The charms of leading lady Sara Paxton and the considerable genre chops of filmmaker Ti West make for a winning formula in the old-school haunted hotel fun ride, The Innkeepers. You can see a thinly-veiled repackaging of The Shining if you look hard enough, but as many patrons will be watching through their fingers, the similarities won’t matter that much over the course of this terrific ghost story.
Claire is a fully-fleshed horror film lead, not a whimpering damsel-in-distress.
Having wowed midnight crowds a few years back with his ultra-scary freak-out House of the Devil (2009), writer/director/editor West tones down the splatter (a little) and macabre influence in his follow-up (finally reaching our shores after debuting over a year ago at SXSW, then screening at MIFF 2011). The focus here is on atmosphere and presenting the understandable dread of staying in an abandoned inn on the last day of its long and chequered existence.
The establishment in question is The Yankee Pedlar Inn, a charming relic of Connecticut’s colonial past but now doomed for demolition. On the last day of trading, smart-alec staffers Luke (a droll, funny Pat Healy) and Claire (Paxton) have decided to indulge their passion for the paranormal and try to capture EVP readings to confirm once and for all the existence of the building’s supposed spirit. Two late arrivals are the only guests in the hotel on this final night: ageing actress-turned-psychic Leanne Rease-Jones (Kelly McGillis), and a withered old man (George Riddle), burdened by memory and longing.

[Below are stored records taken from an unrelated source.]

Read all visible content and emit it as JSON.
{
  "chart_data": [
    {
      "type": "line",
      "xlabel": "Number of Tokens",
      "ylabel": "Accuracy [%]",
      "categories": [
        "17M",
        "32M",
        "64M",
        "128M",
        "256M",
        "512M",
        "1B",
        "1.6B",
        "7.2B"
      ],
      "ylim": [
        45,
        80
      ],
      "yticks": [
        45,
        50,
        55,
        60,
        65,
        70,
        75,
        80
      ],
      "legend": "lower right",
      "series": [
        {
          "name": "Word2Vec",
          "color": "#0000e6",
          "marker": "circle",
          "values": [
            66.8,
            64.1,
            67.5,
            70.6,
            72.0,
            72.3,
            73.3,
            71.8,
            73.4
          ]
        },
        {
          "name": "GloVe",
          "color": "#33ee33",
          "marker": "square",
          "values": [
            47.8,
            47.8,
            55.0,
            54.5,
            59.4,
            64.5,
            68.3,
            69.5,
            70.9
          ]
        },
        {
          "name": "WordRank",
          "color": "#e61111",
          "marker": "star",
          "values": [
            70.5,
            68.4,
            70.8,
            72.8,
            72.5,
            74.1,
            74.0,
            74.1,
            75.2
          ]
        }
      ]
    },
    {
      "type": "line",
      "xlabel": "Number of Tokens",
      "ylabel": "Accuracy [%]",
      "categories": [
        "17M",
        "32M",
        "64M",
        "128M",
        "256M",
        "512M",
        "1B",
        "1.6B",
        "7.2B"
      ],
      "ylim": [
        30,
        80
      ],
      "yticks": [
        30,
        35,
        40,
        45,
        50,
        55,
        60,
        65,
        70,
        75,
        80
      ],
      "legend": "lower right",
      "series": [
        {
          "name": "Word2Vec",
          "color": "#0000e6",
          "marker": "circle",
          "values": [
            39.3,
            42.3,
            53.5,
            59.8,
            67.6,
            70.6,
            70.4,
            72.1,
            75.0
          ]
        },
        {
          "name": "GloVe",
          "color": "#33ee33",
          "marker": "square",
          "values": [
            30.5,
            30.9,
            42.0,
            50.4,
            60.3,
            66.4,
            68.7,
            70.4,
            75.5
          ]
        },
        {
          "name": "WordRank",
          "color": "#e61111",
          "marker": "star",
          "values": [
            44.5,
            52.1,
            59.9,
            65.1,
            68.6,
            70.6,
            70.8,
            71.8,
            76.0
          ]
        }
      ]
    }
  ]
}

Left alone, Claire experiences increasing degrees of supernatural happenings. First noises, then actual manifestations; soon, the ghost of Madeline O’Malley (a grossly made-up Brenda Cooney) begins to resent the intrusion on her domain. Luke proves not quite the ghost-buster he thought himself to be, but Claire rises to challenge as the old building unloads all its ethereal secrets.
The film is very much a spine-tingler steeped in recognisable clichés, and the influence of director/producer Larry Fessenden (Habit, Wendigo) is unmistakable, but The Innkeepers ultimately defies B-movie traditions by spending considerable time establishing strong characters via believable dialogue. (Impatient gorehounds may find the deliberate pace taxing.) Claire is a fully-fleshed horror film lead, not a whimpering damsel-in-distress. Her transformation from sweet and funny hipster to trapped victim is not at the expense of the character’s humanity and dignity, and Paxton deserves considerable credit for pulling this off. All other cast are top-tier, especially Healy, whose chemistry with Paxton contributes immeasurably to audience empathy.
West also loves the widescreen. The subtle dolly-tracking in the early scenes and subsequent Steadicam work of cinematographer Eliot Rocket is masterful; his frame is fully utilised to create a seemingly vast world inside the cramped hallways and tiny rooms of the Pedlar. Jade Healy’s superb production design is a further nod to Kubrick’s classic.